Although the crossing closure problems started well before the January elections, they were clearly compounded by Hamas's victory. The Rice agreement with the old PA, says Mr Regev, became much more difficult with the new government. And he points out that it was not just Israel or the US, but also the EU which shunned the Hamas government.

For the Al Boh bothers, this was all short-sighted on the part of Israel. And there were certainly Western diplomats at the time of the Rice agreement who hoped Israel would weigh more heavily the long term potential gains in their own security.

"If a man gets a job and can earn a living, he will not think of fighting Israel," says Mr Al Boh, "he will think about supporting his family." Whether or not that's too simple, his brother Abdul still hopes against hope that the GAP - now formally wound down - can somehow be allowed once more to give Gaza's economy a chance. "We want the Europeans to put pressure on Israel so we can start again," he said.

Against the background of this economic tragedy, the task of sustaining or, in many cases in a territory ravaged by conflict, of restoring the agriculture which existed before disengagement becomes all the more vital.

For Hassan Sha'er, after five years of farming - and often not farming - on the frontline, and sometimes literally under fire, there is actually now some hope at last amid the deepening economic gloom of Gaza. The Sha'er family have been farming at the southern edge of Khan Yunis for as long as anyone can remember. But because the 11-acre farm was also on the northern edge of the Morag settlement, Hassan and his six brothers lost all their trees, including 50 mature olive trees and 35 younger trees, to Israel's bulldozers. For a whole year at the height of the conflict, he says, they didn't even dare to cultivate their land.

"The settlers would draw a line across my fields with the bulldozer," he says, "to show the furthest we could go. And each time it would be further in." Hassan's brother Ishaer points to the holes left by gunfire riddle the family water tower - used for drinking as well as irrigation.

Losing his trees was perhaps the worst aspect of those dangerous years. "Seeing a tree uprooted is like having your heart uprooted," he says, adding quickly that it was a lot more than an emotional blow. He said the trees, provided not only pickling olives for the 45 adults and children in the family, but also some 320kg a season of olive oil.

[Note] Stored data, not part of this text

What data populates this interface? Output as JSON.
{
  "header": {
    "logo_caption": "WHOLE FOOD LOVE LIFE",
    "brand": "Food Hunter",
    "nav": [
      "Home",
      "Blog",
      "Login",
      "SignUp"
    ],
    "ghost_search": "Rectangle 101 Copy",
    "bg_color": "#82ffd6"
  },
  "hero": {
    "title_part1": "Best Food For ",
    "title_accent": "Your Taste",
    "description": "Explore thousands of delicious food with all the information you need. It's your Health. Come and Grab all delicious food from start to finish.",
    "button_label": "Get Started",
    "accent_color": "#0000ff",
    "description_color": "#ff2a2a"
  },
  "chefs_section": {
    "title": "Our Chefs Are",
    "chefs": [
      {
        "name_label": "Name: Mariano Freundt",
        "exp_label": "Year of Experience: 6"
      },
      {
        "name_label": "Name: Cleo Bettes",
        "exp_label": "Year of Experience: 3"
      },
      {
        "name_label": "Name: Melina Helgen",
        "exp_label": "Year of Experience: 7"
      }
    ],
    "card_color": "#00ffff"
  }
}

Mr Sha'er knows something about the problems of not being able to export. Before the intifada, and when Gaza enjoyed much more open access, he sold potatoes for the West Bank market. "A whole box [18kg in weight] would fetch 18 to 20 shekels," he says. "In Gaza you would only get 10 or 11 shekels." But by now content with serving the local markets-beyond family subsistence, his problem has been much less market access than actual production.

The family, once prosperous, was soon heavily in debt; they sold what assets they could, including the dowries of four married sisters, and managed to raise some $35,000. But it still wasn't enough to allow the now deeply demoralised Mr Ishaer and his brothers to restore the farm to anything like what it had been before, particularly since any new trees would take at least three years to bear fruit.

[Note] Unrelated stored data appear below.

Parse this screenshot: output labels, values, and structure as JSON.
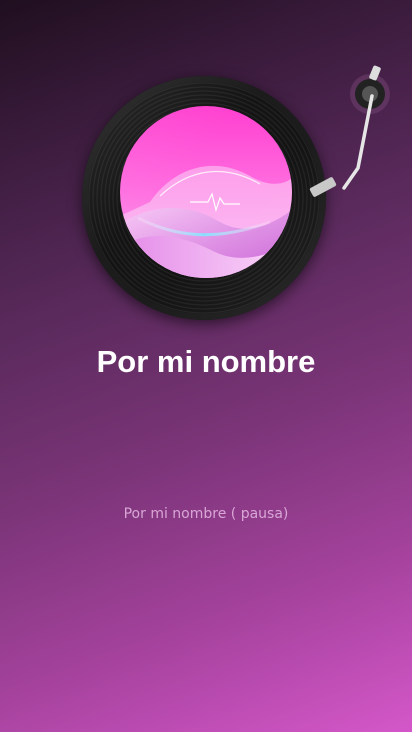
{
  "player": {
    "song_title": "Por mi nombre",
    "status_text": "Por mi nombre ( pausa)"
  },
  "theme": {
    "background_top": "#1f0f1f",
    "background_bottom": "#d457c9",
    "cover_pink": "#ff4fd8",
    "cover_cyan": "#7fe6ff"
  },
  "icons": {
    "record": "vinyl-record-icon",
    "tonearm": "turntable-tonearm-icon",
    "cover": "album-cover-art"
  }
}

It was at this point that the Welfare Association stepped in to help the family as part of their land rehabilitation programme. The programme has helped 86 Gaza farmers flatten the deep furrows left by Israeli bulldozers on their land form which the trees were uprooted, and then replant. The Association decided to replant six dunums (one and a half acres) of the Sha'ers' land with olive and citrus seedlings, and to prepare another nine, since the family had a battered tractor available.

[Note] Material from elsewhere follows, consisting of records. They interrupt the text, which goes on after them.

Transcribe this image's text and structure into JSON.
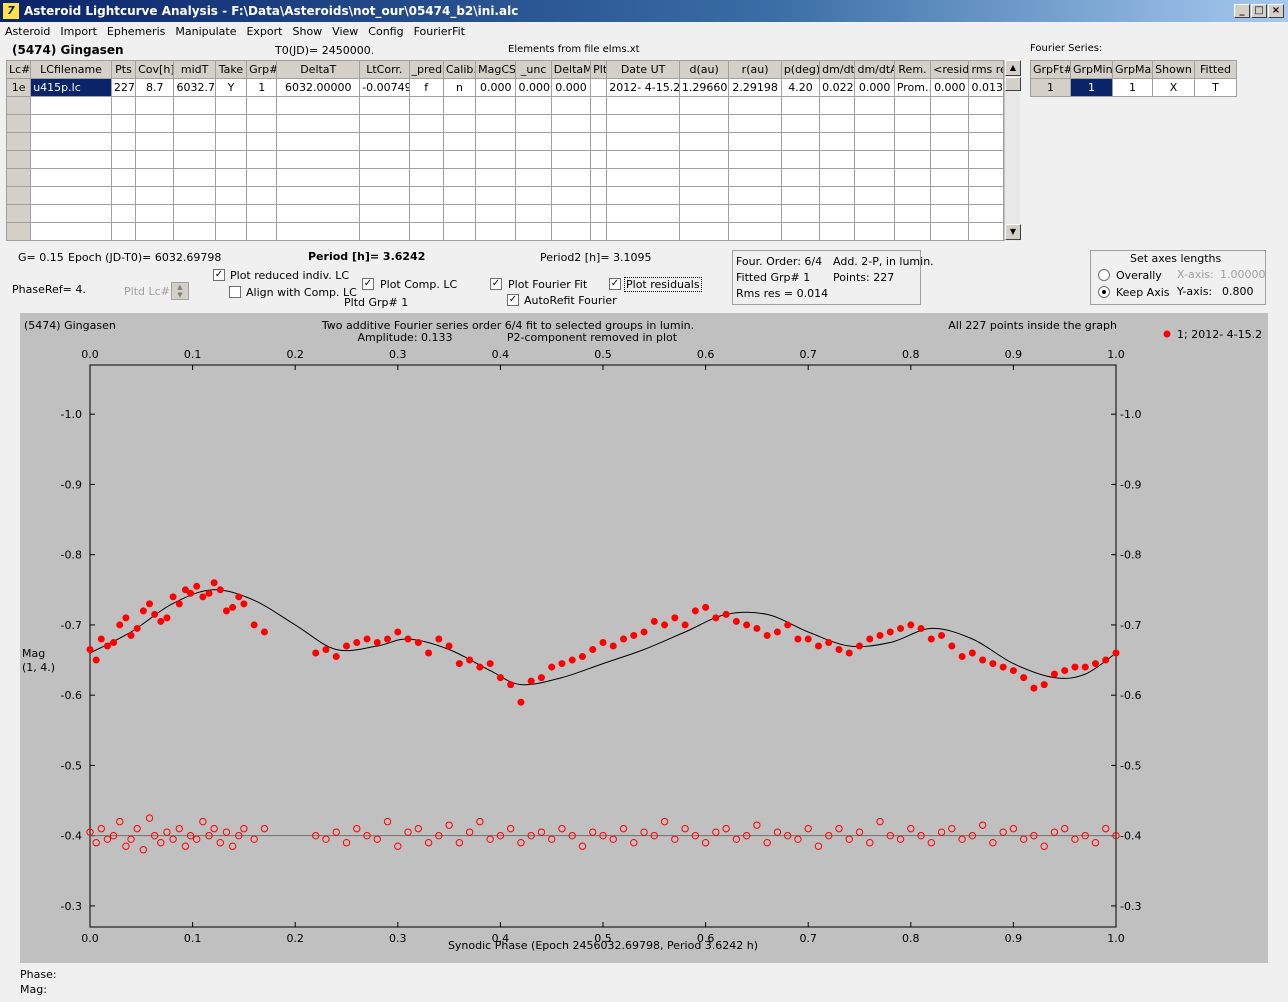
{
  "window": {
    "title": "Asteroid Lightcurve Analysis - F:\\Data\\Asteroids\\not_our\\05474_b2\\ini.alc"
  },
  "menu": [
    "Asteroid",
    "Import",
    "Ephemeris",
    "Manipulate",
    "Export",
    "Show",
    "View",
    "Config",
    "FourierFit"
  ],
  "header": {
    "asteroid": "(5474) Gingasen",
    "t0": "T0(JD)= 2450000.",
    "elements": "Elements from file elms.xt",
    "fourier_label": "Fourier Series:"
  },
  "lc_table": {
    "columns": [
      "Lc#",
      "LCfilename",
      "Pts",
      "Cov[h]",
      "midT",
      "Take",
      "Grp#",
      "DeltaT",
      "LtCorr.",
      "_pred.",
      "Calib.",
      "MagCS",
      "_unc",
      "DeltaM",
      "Plt",
      "Date UT",
      "d(au)",
      "r(au)",
      "p(deg)",
      "dm/dt",
      "dm/dtA",
      "Rem.",
      "<resid>",
      "rms res"
    ],
    "rows": [
      [
        "1e",
        "u415p.lc",
        "227",
        "8.7",
        "6032.7",
        "Y",
        "1",
        "6032.00000",
        "-0.00749",
        "f",
        "n",
        "0.000",
        "0.000",
        "0.000",
        "",
        "2012- 4-15.2",
        "1.29660",
        "2.29198",
        "4.20",
        "0.022",
        "0.000",
        "Prom...",
        "0.000",
        "0.013"
      ]
    ],
    "empty_rows": 8
  },
  "fourier_table": {
    "columns": [
      "GrpFt#",
      "GrpMin",
      "GrpMax",
      "Shown",
      "Fitted"
    ],
    "row": [
      "1",
      "1",
      "1",
      "X",
      "T"
    ]
  },
  "info": {
    "g": "G= 0.15",
    "epoch": "Epoch (JD-T0)= 6032.69798",
    "period": "Period [h]= 3.6242",
    "period2": "Period2 [h]= 3.1095",
    "phaseref": "PhaseRef= 4.",
    "pltd_lc": "Pltd Lc#:",
    "pltd_grp": "Pltd Grp#  1"
  },
  "checkboxes": {
    "plot_reduced": {
      "label": "Plot reduced indiv. LC",
      "checked": true
    },
    "align_comp": {
      "label": "Align with Comp. LC",
      "checked": false
    },
    "plot_comp": {
      "label": "Plot Comp. LC",
      "checked": true
    },
    "plot_fourier": {
      "label": "Plot Fourier Fit",
      "checked": true
    },
    "autorefit": {
      "label": "AutoRefit Fourier",
      "checked": true
    },
    "plot_residuals": {
      "label": "Plot residuals",
      "checked": true
    }
  },
  "fourier_info": {
    "order": "Four. Order:  6/4",
    "add": "Add. 2-P, in lumin.",
    "fitted": "Fitted Grp# 1",
    "points": "Points: 227",
    "rms": "Rms res     = 0.014"
  },
  "axes_box": {
    "title": "Set axes lengths",
    "overally": "Overally",
    "keep_axis": "Keep Axis",
    "xaxis_label": "X-axis:",
    "xaxis_value": "1.00000",
    "yaxis_label": "Y-axis:",
    "yaxis_value": "0.800"
  },
  "status": {
    "phase": "Phase:",
    "mag": "Mag:"
  },
  "colors": {
    "data": "#ff0000",
    "plot_bg": "#c0c0c0",
    "fit_line": "#000000",
    "selection": "#0a246a"
  },
  "chart_data": {
    "type": "scatter",
    "title_left": "(5474) Gingasen",
    "title_center_1": "Two additive Fourier series order 6/4 fit to selected groups in lumin.",
    "title_center_2": "Amplitude: 0.133",
    "title_center_3": "P2-component removed in plot",
    "title_right": "All 227 points inside the graph",
    "legend": "1; 2012- 4-15.2",
    "xlabel": "Synodic Phase (Epoch 2456032.69798, Period 3.6242 h)",
    "ylabel_1": "Mag",
    "ylabel_2": "(1, 4.)",
    "xlim": [
      0.0,
      1.0
    ],
    "ylim": [
      -1.07,
      -0.27
    ],
    "y_inverted": true,
    "x_ticks": [
      "0.0",
      "0.1",
      "0.2",
      "0.3",
      "0.4",
      "0.5",
      "0.6",
      "0.7",
      "0.8",
      "0.9",
      "1.0"
    ],
    "y_ticks": [
      "-1.0",
      "-0.9",
      "-0.8",
      "-0.7",
      "-0.6",
      "-0.5",
      "-0.4",
      "-0.3"
    ],
    "residual_baseline": -0.4,
    "fit_curve": {
      "x": [
        0.0,
        0.04,
        0.08,
        0.12,
        0.16,
        0.2,
        0.24,
        0.28,
        0.31,
        0.35,
        0.39,
        0.42,
        0.46,
        0.5,
        0.54,
        0.58,
        0.62,
        0.66,
        0.7,
        0.74,
        0.78,
        0.82,
        0.86,
        0.9,
        0.94,
        0.97,
        1.0
      ],
      "y": [
        -0.66,
        -0.69,
        -0.73,
        -0.75,
        -0.735,
        -0.7,
        -0.665,
        -0.67,
        -0.68,
        -0.665,
        -0.635,
        -0.615,
        -0.625,
        -0.645,
        -0.665,
        -0.69,
        -0.715,
        -0.715,
        -0.69,
        -0.67,
        -0.675,
        -0.695,
        -0.68,
        -0.645,
        -0.625,
        -0.63,
        -0.66
      ]
    },
    "points": {
      "x": [
        0.0,
        0.006,
        0.011,
        0.017,
        0.023,
        0.029,
        0.035,
        0.04,
        0.046,
        0.052,
        0.058,
        0.063,
        0.069,
        0.075,
        0.081,
        0.087,
        0.093,
        0.098,
        0.104,
        0.11,
        0.116,
        0.121,
        0.127,
        0.133,
        0.139,
        0.145,
        0.15,
        0.16,
        0.17,
        0.22,
        0.23,
        0.24,
        0.25,
        0.26,
        0.27,
        0.28,
        0.29,
        0.3,
        0.31,
        0.32,
        0.33,
        0.34,
        0.35,
        0.36,
        0.37,
        0.38,
        0.39,
        0.4,
        0.41,
        0.42,
        0.43,
        0.44,
        0.45,
        0.46,
        0.47,
        0.48,
        0.49,
        0.5,
        0.51,
        0.52,
        0.53,
        0.54,
        0.55,
        0.56,
        0.57,
        0.58,
        0.59,
        0.6,
        0.61,
        0.62,
        0.63,
        0.64,
        0.65,
        0.66,
        0.67,
        0.68,
        0.69,
        0.7,
        0.71,
        0.72,
        0.73,
        0.74,
        0.75,
        0.76,
        0.77,
        0.78,
        0.79,
        0.8,
        0.81,
        0.82,
        0.83,
        0.84,
        0.85,
        0.86,
        0.87,
        0.88,
        0.89,
        0.9,
        0.91,
        0.92,
        0.93,
        0.94,
        0.95,
        0.96,
        0.97,
        0.98,
        0.99,
        1.0
      ],
      "y": [
        -0.665,
        -0.65,
        -0.68,
        -0.67,
        -0.675,
        -0.7,
        -0.71,
        -0.685,
        -0.695,
        -0.72,
        -0.73,
        -0.715,
        -0.705,
        -0.71,
        -0.74,
        -0.73,
        -0.75,
        -0.745,
        -0.755,
        -0.74,
        -0.745,
        -0.76,
        -0.75,
        -0.72,
        -0.725,
        -0.74,
        -0.73,
        -0.7,
        -0.69,
        -0.66,
        -0.665,
        -0.655,
        -0.67,
        -0.675,
        -0.68,
        -0.675,
        -0.68,
        -0.69,
        -0.68,
        -0.675,
        -0.66,
        -0.68,
        -0.67,
        -0.645,
        -0.65,
        -0.64,
        -0.645,
        -0.625,
        -0.615,
        -0.59,
        -0.62,
        -0.625,
        -0.64,
        -0.645,
        -0.65,
        -0.655,
        -0.665,
        -0.675,
        -0.67,
        -0.68,
        -0.685,
        -0.69,
        -0.705,
        -0.7,
        -0.71,
        -0.7,
        -0.72,
        -0.725,
        -0.71,
        -0.715,
        -0.705,
        -0.7,
        -0.695,
        -0.685,
        -0.69,
        -0.7,
        -0.68,
        -0.68,
        -0.67,
        -0.675,
        -0.665,
        -0.66,
        -0.67,
        -0.68,
        -0.685,
        -0.69,
        -0.695,
        -0.7,
        -0.695,
        -0.68,
        -0.685,
        -0.67,
        -0.655,
        -0.66,
        -0.65,
        -0.645,
        -0.64,
        -0.635,
        -0.625,
        -0.61,
        -0.615,
        -0.63,
        -0.635,
        -0.64,
        -0.64,
        -0.645,
        -0.65,
        -0.66
      ]
    },
    "residuals": {
      "x": [
        0.0,
        0.006,
        0.011,
        0.017,
        0.023,
        0.029,
        0.035,
        0.04,
        0.046,
        0.052,
        0.058,
        0.063,
        0.069,
        0.075,
        0.081,
        0.087,
        0.093,
        0.098,
        0.104,
        0.11,
        0.116,
        0.121,
        0.127,
        0.133,
        0.139,
        0.145,
        0.15,
        0.16,
        0.17,
        0.22,
        0.23,
        0.24,
        0.25,
        0.26,
        0.27,
        0.28,
        0.29,
        0.3,
        0.31,
        0.32,
        0.33,
        0.34,
        0.35,
        0.36,
        0.37,
        0.38,
        0.39,
        0.4,
        0.41,
        0.42,
        0.43,
        0.44,
        0.45,
        0.46,
        0.47,
        0.48,
        0.49,
        0.5,
        0.51,
        0.52,
        0.53,
        0.54,
        0.55,
        0.56,
        0.57,
        0.58,
        0.59,
        0.6,
        0.61,
        0.62,
        0.63,
        0.64,
        0.65,
        0.66,
        0.67,
        0.68,
        0.69,
        0.7,
        0.71,
        0.72,
        0.73,
        0.74,
        0.75,
        0.76,
        0.77,
        0.78,
        0.79,
        0.8,
        0.81,
        0.82,
        0.83,
        0.84,
        0.85,
        0.86,
        0.87,
        0.88,
        0.89,
        0.9,
        0.91,
        0.92,
        0.93,
        0.94,
        0.95,
        0.96,
        0.97,
        0.98,
        0.99,
        1.0
      ],
      "y": [
        -0.405,
        -0.39,
        -0.41,
        -0.395,
        -0.4,
        -0.42,
        -0.385,
        -0.395,
        -0.41,
        -0.38,
        -0.425,
        -0.4,
        -0.39,
        -0.405,
        -0.395,
        -0.41,
        -0.385,
        -0.4,
        -0.395,
        -0.42,
        -0.4,
        -0.41,
        -0.39,
        -0.405,
        -0.385,
        -0.4,
        -0.41,
        -0.395,
        -0.41,
        -0.4,
        -0.395,
        -0.405,
        -0.39,
        -0.41,
        -0.4,
        -0.395,
        -0.42,
        -0.385,
        -0.405,
        -0.41,
        -0.39,
        -0.4,
        -0.415,
        -0.39,
        -0.405,
        -0.42,
        -0.395,
        -0.4,
        -0.41,
        -0.39,
        -0.4,
        -0.405,
        -0.395,
        -0.41,
        -0.4,
        -0.385,
        -0.405,
        -0.4,
        -0.395,
        -0.41,
        -0.39,
        -0.405,
        -0.4,
        -0.42,
        -0.395,
        -0.41,
        -0.4,
        -0.39,
        -0.405,
        -0.41,
        -0.395,
        -0.4,
        -0.415,
        -0.39,
        -0.405,
        -0.4,
        -0.395,
        -0.41,
        -0.385,
        -0.4,
        -0.41,
        -0.395,
        -0.405,
        -0.39,
        -0.42,
        -0.4,
        -0.395,
        -0.41,
        -0.4,
        -0.39,
        -0.405,
        -0.41,
        -0.395,
        -0.4,
        -0.415,
        -0.39,
        -0.405,
        -0.41,
        -0.395,
        -0.4,
        -0.385,
        -0.405,
        -0.41,
        -0.395,
        -0.4,
        -0.39,
        -0.41,
        -0.4
      ]
    }
  }
}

Apart from the obvious economic benefit, the Association's Maha el-Shwwa says there is not only a social benefit of not only replanting trees but "replanting the farmer on his land." It is a modest but vital means of not swelling immigration to the city and adding to "the crowds of unemployed men on the streets." For Mr Sha'er and his family, it means the chance of getting their old life back again.